The prevailing theory seems to be that Zenimax will work in a ‘Dragon Break’, a plot device which requires an explanation of its own—a Dragon Break is an occasion in which linear time breaks, becoming non-linear. The ‘Dragon’ refers to Akatosh, Dragon God of Time. The Unofficial Elder Scrolls Page wiki defines it best: “It is a re-alignment of time and space in response to an event which makes the normal continuity of reality impossible.” The series made use of this wibbly-wobbly-timey-wimey plot device as recently as in Skyrim so that the presence of Alduin would make some sort of sense. Potentially the most documented Dragon Break in Elder Scrolls lore, however, is the Warp in the West, which made each possible ending of Daggerfall canon by claiming that all three endings had happened at once.
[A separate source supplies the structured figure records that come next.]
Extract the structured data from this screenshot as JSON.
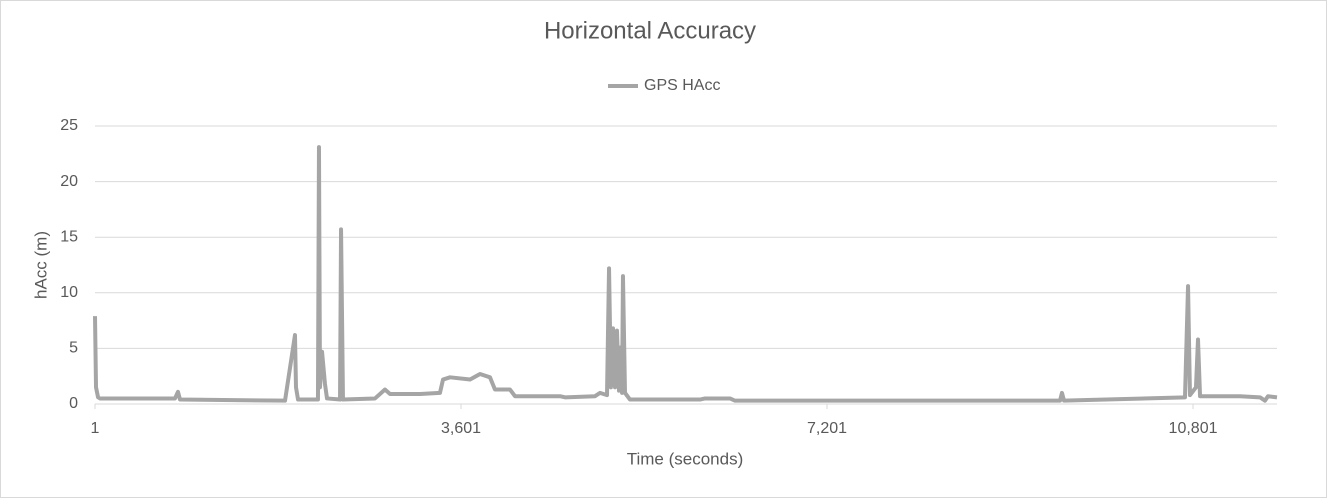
{
  "chart_data": {
    "type": "line",
    "title": "Horizontal Accuracy",
    "x_label": "Time (seconds)",
    "y_label": "hAcc (m)",
    "x": [
      1,
      11,
      31,
      50,
      788,
      817,
      837,
      1870,
      1968,
      1978,
      1998,
      2194,
      2204,
      2214,
      2234,
      2263,
      2283,
      2411,
      2421,
      2440,
      2755,
      2853,
      2903,
      3198,
      3394,
      3424,
      3493,
      3690,
      3788,
      3886,
      3935,
      4083,
      4132,
      4575,
      4624,
      4919,
      4968,
      5037,
      5057,
      5076,
      5096,
      5116,
      5135,
      5155,
      5175,
      5185,
      5194,
      5214,
      5263,
      5952,
      6001,
      6247,
      6296,
      9493,
      9512,
      9532,
      10722,
      10752,
      10771,
      10830,
      10850,
      10870,
      11263,
      11460,
      11509,
      11538,
      11627
    ],
    "series": [
      {
        "name": "GPS HAcc",
        "color": "#a5a5a5",
        "values": [
          7.9,
          1.5,
          0.6,
          0.5,
          0.5,
          1.1,
          0.4,
          0.3,
          6.2,
          1.5,
          0.4,
          0.4,
          23.1,
          1.5,
          4.7,
          1.8,
          0.5,
          0.4,
          15.7,
          0.4,
          0.5,
          1.3,
          0.9,
          0.9,
          1.0,
          2.2,
          2.4,
          2.2,
          2.7,
          2.4,
          1.3,
          1.3,
          0.7,
          0.7,
          0.6,
          0.7,
          1.0,
          0.8,
          12.2,
          1.5,
          6.8,
          1.5,
          6.6,
          1.2,
          5.1,
          1.0,
          11.5,
          1.0,
          0.4,
          0.4,
          0.5,
          0.5,
          0.3,
          0.3,
          1.0,
          0.3,
          0.6,
          10.6,
          0.8,
          1.5,
          5.8,
          0.7,
          0.7,
          0.6,
          0.3,
          0.7,
          0.6
        ]
      }
    ],
    "xlim": [
      1,
      11627
    ],
    "xticks": [
      1,
      {
        "value": 3601,
        "label": "3,601"
      },
      {
        "value": 7201,
        "label": "7,201"
      },
      {
        "value": 10801,
        "label": "10,801"
      }
    ],
    "ylim": [
      0,
      25
    ],
    "yticks": [
      0,
      5,
      10,
      15,
      20,
      25
    ],
    "grid": true,
    "legend": "top"
  }
}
What I’m getting at here is that the only way I could see Molag Bal feasibly squeezing himself into the timeline of Tamriel’s Second Era along with one faction that wouldn’t have existed for another couple hundred years (The Aldmeri Dominion) and two factions that had never been mentioned at all (The Ebonheart Pact and The Daggerfall Covenant) is if the entire game takes place in some sort of alternate timeline or reality that isn’t strictly canon. Wow. That was a mouthful.
It’s not quite as elegant as writing a history that actually makes linear sense, but what can you do? For me, Bethesda and now Zenimax’s insistence upon adding new history to the series instead of just pulling from the crazy amount of in-game books bursting at the seams with untouched lore is odd. Especially when, to quote Adam Biessener’s feature that nobody’s supposed to have read yet (I’m sorry dude), “The powerful abilities conferred by [porphyric hemophilia and lycanthropy] are practically impossible to balance for a multi-player game without breaking the lore, which Zenimax Online is unwilling to do.” That a studio willing to play around with factions, wars, and questionable communications with Daedric Princes is worried about breaking vampire lore strikes me as bizarre…but in a strangely comforting sort of way. As in, maybe they really do have their shit together and we need to stop worrying and learn to love the Bal.
Regardless of nerdy lore implications making my head spin, I can’t help but be girlishly excited over the announcement and to see what Zenimax Online does to mix up the generic fantasy MMO formula.